With the explosion of this game, players are emerging from every background imaginable, as plenty of smart kids with baseball caps are having success in Las Vegas after honing their skills online. But bankroll isn’t everything in certain circles, as it’s helpful to have connections. Playing with Warren Buffett isn’t open to anyone with a big wallet.
Warren Buffett is a famously world-class bridge player, putting in 12 hours a week at the table, often with Bill Gates, and sponsoring the Buffett Cup, which mimics golf’s Ryder Cup, except with cards. “Every hand fascinates me,” he recently told me, in explaining this obsession. But relatively quietly, over the past seven years he’s emerged as the host of one of the planet’s most exclusive poker games.
While the World Series of Poker Main Event remains the most famous and prestigious tournament, a ten-day-long bacchanal that satisfies ESPN’s late-night programming needs for months, it’s also open to anyone with $10,000 and a dream. The NetJets Poker Invitational, run by Berkshire Hathaway‘s private-jet subsidiary, has a much steeper hurdle: Players must be a NetJets fractional owner (minimum cost: $200,000), with a select few heavy Marquis Jet Card owners sprinkled in.
However enticing the $500,000 prize pool–the big winner has the option of ten hours of time on a Bombardier Global 5000, worth $150,000, and the top ten all get something heady–the true stakes are measured in ego. As at the World Series of Poker, Texas Hold ‘Em is nothing more than a betting and bluffing game, and tournaments like this appeal to the same primal instincts as in an ancient battle royale, combated via brains and daring. Because the player pool is exclusively comprised of people successful for reasons other than cards, bragging rights feel as tangible as a Main Event winner’s bracelet. Plus Buffett lords over all of it, as host, mascot and, most notably, target. Knocking the Oracle of Omaha out of the tournament is the poker equivalent of beating Jack Nicklaus at a charity closest-to-the-hole contest.
Read the rest of the article as the author gets to participate with one of the 240 exclusive seats in the tournament. Any poker game can be exciting, even with small stakes. But the tension and thrill of playing with the big boys has to be pretty cool.

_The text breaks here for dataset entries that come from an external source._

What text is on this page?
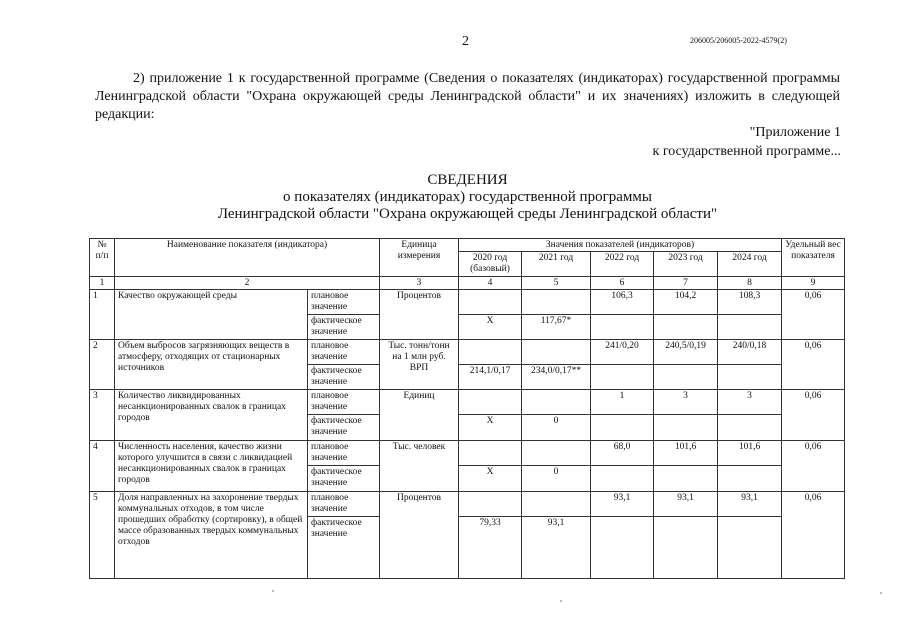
2	206005/206005-2022-4579(2)
2) приложение 1 к государственной программе (Сведения о показателях (индикаторах) государственной программы Ленинградской области "Охрана окружающей среды Ленинградской области" и их значениях) изложить в следующей редакции:
"Приложение 1
к государственной программе...
СВЕДЕНИЯ
о показателях (индикаторах) государственной программы
Ленинградской области "Охрана окружающей среды Ленинградской области"
№ п/п	Наименование показателя (индикатора)		Единица измерения	Значения показателей (индикаторов)					Удельный вес показателя
				2020 год (базовый)	2021 год	2022 год	2023 год	2024 год	
1	2		3	4	5	6	7	8	9
1	Качество окружающей среды	плановое значение	Процентов			106,3	104,2	108,3	0,06
		фактическое значение		Х	117,67*				
2	Объем выбросов загрязняющих веществ в атмосферу, отходящих от стационарных источников	плановое значение	Тыс. тонн/тонн на 1 млн руб. ВРП			241/0,20	240,5/0,19	240/0,18	0,06
		фактическое значение		214,1/0,17	234,0/0,17**				
3	Количество ликвидированных несанкционированных свалок в границах городов	плановое значение	Единиц			1	3	3	0,06
		фактическое значение		Х	0				
4	Численность населения, качество жизни которого улучшится в связи с ликвидацией несанкционированных свалок в границах городов	плановое значение	Тыс. человек			68,0	101,6	101,6	0,06
		фактическое значение		Х	0				
5	Доля направленных на захоронение твердых коммунальных отходов, в том числе прошедших обработку (сортировку), в общей массе образованных твердых коммунальных отходов	плановое значение	Процентов			93,1	93,1	93,1	0,06
		фактическое значение		79,33	93,1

Buffett is known as a great investor, but you have to give him credit for his marketing chops as well. He’s not quite Sir Richard Branson, but this tournament and the publicity is quite a coup for NetJets. I suspect that many people who can afford to join a private jet club will take a closer look at NetJets for a chance to bluff Mr. Buffett, or bully him into folding. Now that would be fun.